In one embodiment, a computer device is provided, comprising a memory and a processor, the memory having a computer program stored therein, the processor implementing the following steps when executing the computer program:

analyzing the unstructured file into semi-structured information;

In one embodiment, a storage medium is provided having a computer program stored thereon, the computer program when executed by a processor implementing the steps of:

analyzing the unstructured file into semi-structured information;

It will be understood by those skilled in the art that all or part of the processes of the methods of the embodiments described above can be implemented by hardware instructions of a computer program, which can be stored in a non-volatile computer-readable storage medium, and when executed, can include the processes of the embodiments of the methods described above. Any reference to memory, storage, database or other medium used in the embodiments provided herein can include at least one of non-volatile and volatile memory. Non-volatile Memory may include Read-Only Memory (ROM), magnetic tape, floppy disk, flash Memory, optical storage, or the like. Volatile Memory can include Random Access Memory (RAM) or external cache Memory. By way of illustration and not limitation, RAM can take many forms, such as Static Random Access Memory (SRAM) or Dynamic Random Access Memory (DRAM), among others.

The technical features of the above embodiments can be arbitrarily combined, and for the sake of brevity, all possible combinations of the technical features in the above embodiments are not described, but should be considered as the scope of the present specification as long as there is no contradiction between the combinations of the technical features.

The above-mentioned embodiments only express several embodiments of the present application, and the description thereof is more specific and detailed, but not construed as limiting the scope of the invention. It should be noted that, for a person skilled in the art, several variations and modifications can be made without departing from the concept of the present application, which falls within the scope of protection of the present application. Therefore, the protection scope of the present patent shall be subject to the appended claims.

Claims

1. A method for full-text searching of unstructured data, the method comprising:

analyzing the unstructured file into semi-structured information;

2. The method of claim 1, wherein the vector result comprises vectorization unit information and vectorization key information;

3. The method according to claim 2, wherein the vectorizing the semi-structured information to obtain vectorized unit information comprises:

extracting different unit information in the semi-structured information;

and vectorizing different unit information to obtain the vectorized unit information.

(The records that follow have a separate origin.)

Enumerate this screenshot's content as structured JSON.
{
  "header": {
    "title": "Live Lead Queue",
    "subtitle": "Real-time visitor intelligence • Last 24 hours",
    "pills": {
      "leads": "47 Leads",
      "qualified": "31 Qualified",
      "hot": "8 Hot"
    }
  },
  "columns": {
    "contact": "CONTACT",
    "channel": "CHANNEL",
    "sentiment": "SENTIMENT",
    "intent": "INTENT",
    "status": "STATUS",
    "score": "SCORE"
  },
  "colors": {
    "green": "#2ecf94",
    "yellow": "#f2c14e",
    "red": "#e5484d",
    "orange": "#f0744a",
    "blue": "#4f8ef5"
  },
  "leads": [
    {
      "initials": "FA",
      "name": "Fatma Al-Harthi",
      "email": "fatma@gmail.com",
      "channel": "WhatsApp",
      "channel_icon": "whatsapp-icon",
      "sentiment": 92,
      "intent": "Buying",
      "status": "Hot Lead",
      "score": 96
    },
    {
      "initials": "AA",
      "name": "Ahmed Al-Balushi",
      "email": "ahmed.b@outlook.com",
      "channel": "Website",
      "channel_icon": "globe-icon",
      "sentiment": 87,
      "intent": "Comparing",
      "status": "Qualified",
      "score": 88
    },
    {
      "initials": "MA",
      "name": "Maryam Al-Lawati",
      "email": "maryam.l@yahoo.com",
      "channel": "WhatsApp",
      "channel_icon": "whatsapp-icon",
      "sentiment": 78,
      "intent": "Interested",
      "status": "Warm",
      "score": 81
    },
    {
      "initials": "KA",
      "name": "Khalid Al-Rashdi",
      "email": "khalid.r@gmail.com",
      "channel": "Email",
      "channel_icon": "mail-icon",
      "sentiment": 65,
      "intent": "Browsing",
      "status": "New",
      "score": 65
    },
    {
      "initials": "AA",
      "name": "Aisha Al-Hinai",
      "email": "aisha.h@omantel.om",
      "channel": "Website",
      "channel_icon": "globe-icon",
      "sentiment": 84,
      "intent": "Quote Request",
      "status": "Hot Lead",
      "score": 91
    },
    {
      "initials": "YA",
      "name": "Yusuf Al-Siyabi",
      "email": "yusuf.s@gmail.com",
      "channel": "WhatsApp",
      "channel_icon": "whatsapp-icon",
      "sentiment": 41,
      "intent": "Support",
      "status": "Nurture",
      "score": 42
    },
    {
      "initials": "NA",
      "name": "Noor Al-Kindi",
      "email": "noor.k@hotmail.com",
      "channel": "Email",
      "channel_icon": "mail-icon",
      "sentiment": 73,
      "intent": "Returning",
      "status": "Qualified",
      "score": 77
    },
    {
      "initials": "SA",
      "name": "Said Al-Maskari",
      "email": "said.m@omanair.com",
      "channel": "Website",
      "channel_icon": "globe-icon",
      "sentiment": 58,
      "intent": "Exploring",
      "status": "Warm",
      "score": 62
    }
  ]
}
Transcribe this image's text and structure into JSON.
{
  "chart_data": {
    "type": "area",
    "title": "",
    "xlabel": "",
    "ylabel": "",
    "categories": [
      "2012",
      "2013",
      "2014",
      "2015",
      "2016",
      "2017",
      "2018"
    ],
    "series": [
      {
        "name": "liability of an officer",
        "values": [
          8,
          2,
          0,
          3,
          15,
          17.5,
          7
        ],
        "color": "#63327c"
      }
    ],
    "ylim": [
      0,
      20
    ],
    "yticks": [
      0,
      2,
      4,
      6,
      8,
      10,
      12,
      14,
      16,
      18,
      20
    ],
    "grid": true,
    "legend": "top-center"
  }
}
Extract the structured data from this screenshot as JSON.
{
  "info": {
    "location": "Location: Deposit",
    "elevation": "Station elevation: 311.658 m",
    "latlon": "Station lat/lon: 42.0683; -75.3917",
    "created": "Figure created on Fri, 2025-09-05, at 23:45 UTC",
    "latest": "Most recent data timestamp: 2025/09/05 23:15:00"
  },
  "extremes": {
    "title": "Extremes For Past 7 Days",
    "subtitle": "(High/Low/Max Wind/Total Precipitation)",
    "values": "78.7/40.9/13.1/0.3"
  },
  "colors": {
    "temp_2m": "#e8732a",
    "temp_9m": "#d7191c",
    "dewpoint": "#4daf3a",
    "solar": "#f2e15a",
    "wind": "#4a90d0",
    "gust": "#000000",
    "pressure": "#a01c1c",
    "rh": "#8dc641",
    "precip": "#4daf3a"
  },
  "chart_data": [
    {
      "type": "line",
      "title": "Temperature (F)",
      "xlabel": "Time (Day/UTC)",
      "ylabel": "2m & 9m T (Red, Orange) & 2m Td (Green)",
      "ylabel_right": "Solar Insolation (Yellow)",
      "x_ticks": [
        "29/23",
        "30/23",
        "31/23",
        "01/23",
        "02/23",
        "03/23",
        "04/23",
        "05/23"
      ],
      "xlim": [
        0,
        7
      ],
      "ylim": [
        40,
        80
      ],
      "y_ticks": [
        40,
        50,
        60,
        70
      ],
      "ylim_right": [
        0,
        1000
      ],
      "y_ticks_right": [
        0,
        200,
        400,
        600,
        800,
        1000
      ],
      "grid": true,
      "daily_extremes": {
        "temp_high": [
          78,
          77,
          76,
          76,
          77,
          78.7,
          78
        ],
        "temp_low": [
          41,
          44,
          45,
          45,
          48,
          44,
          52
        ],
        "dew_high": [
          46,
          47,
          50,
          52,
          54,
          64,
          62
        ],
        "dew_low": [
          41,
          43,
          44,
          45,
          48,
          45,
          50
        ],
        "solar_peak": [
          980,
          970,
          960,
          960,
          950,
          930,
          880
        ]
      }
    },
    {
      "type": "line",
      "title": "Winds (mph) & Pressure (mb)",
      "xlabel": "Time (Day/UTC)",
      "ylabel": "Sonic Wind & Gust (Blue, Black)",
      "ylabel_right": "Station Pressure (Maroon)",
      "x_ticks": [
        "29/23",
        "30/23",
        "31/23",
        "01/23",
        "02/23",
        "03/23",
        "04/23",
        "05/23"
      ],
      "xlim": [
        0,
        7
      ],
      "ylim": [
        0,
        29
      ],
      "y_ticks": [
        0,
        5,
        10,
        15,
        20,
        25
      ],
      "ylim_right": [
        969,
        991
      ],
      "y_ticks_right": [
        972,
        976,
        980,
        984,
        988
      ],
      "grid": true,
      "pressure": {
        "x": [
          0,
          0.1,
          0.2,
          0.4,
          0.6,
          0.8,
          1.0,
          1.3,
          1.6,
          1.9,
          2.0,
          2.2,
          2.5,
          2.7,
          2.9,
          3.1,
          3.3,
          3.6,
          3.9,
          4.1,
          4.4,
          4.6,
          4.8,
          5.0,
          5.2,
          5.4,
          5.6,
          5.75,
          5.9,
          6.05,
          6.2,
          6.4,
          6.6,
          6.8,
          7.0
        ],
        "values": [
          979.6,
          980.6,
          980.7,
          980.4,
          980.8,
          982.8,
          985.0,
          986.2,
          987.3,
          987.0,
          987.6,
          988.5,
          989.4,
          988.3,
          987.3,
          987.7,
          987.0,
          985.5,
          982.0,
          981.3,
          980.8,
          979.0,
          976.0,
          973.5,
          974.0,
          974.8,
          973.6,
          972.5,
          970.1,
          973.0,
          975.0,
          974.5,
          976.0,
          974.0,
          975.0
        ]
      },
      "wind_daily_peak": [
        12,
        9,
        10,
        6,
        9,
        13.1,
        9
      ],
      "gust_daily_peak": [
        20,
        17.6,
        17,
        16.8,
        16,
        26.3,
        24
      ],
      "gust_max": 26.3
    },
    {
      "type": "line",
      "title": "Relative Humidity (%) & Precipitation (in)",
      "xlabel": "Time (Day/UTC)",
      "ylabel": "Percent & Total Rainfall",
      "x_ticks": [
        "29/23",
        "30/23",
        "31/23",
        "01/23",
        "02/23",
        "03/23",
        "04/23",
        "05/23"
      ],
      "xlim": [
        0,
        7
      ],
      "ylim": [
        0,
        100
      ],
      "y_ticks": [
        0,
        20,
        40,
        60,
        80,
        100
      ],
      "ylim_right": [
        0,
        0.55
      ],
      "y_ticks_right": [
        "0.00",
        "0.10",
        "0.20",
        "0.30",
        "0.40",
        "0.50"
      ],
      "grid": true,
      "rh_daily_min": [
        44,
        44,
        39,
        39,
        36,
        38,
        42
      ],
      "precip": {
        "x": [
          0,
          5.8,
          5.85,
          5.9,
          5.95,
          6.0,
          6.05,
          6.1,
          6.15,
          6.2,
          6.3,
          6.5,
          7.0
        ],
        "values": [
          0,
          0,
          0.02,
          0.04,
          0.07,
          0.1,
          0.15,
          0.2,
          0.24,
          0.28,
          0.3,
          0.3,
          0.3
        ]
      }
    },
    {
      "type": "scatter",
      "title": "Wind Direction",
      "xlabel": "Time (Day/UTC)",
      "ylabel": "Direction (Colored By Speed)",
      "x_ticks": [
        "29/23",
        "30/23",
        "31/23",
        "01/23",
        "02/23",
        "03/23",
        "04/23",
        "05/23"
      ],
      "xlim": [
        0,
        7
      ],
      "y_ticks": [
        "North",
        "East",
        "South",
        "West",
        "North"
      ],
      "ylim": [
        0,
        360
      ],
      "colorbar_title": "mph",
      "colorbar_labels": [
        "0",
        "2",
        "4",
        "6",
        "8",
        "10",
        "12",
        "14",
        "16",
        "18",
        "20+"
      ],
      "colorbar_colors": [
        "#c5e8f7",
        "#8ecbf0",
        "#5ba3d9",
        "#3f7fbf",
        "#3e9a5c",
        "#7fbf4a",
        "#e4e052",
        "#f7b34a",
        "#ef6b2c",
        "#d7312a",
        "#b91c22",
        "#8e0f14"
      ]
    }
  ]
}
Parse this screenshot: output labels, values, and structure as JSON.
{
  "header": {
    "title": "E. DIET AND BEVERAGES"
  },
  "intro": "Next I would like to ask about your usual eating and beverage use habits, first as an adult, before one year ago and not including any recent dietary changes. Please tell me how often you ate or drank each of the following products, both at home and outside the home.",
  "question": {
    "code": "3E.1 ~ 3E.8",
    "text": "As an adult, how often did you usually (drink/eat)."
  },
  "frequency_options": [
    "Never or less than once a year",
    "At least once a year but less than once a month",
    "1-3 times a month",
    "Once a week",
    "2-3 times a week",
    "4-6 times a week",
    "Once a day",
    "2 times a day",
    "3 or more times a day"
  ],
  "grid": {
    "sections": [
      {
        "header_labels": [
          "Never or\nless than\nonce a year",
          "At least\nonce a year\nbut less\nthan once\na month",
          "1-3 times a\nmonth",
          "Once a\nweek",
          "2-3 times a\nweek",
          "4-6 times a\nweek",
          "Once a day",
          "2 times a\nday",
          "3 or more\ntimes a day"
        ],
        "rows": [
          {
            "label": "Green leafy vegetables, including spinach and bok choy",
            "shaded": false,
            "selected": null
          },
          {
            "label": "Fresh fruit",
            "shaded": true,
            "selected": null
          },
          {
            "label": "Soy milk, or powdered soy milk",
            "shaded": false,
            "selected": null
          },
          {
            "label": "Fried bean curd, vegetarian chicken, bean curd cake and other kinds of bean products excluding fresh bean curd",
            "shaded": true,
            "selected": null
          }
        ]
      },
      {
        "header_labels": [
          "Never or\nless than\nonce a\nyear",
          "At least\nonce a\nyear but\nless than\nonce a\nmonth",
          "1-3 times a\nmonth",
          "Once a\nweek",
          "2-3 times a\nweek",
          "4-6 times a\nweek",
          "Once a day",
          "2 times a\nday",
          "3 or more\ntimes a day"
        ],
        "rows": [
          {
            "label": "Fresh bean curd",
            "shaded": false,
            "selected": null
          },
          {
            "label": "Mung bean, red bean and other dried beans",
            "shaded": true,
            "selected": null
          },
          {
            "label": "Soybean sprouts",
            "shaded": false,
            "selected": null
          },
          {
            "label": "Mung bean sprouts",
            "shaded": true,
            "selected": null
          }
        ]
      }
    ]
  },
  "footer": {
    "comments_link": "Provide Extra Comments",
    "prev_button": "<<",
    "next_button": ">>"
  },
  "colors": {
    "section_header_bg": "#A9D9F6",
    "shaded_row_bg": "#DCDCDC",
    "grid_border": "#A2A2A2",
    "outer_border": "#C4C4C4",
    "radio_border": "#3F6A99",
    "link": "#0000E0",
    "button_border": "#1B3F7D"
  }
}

4. The method according to claim 3, wherein the performing vectorization processing according to different unit information to obtain the vectorized unit information comprises:

5. The method according to any one of claims 2-4, further comprising:

receiving a full-text search instruction, wherein the full-text search instruction comprises key information of full-text search;

responding to the full text search instruction.

6. The method of claim 1, wherein the recalling from the vectorized result to determine a target full-text search result comprises:

7. The method of claim 6, wherein said ranking said initial full-text search results and determining target full-text search results comprises:

8. The method of claim 5, further comprising: and storing the vectorization unit information to a full-text search engine.

9. An unstructured data full text search system, the system comprising:

10. A computer device comprising a memory and a processor, the memory storing a computer program, characterized in that the processor, when executing the computer program, implements the steps of the method of any of claims 1 to 8.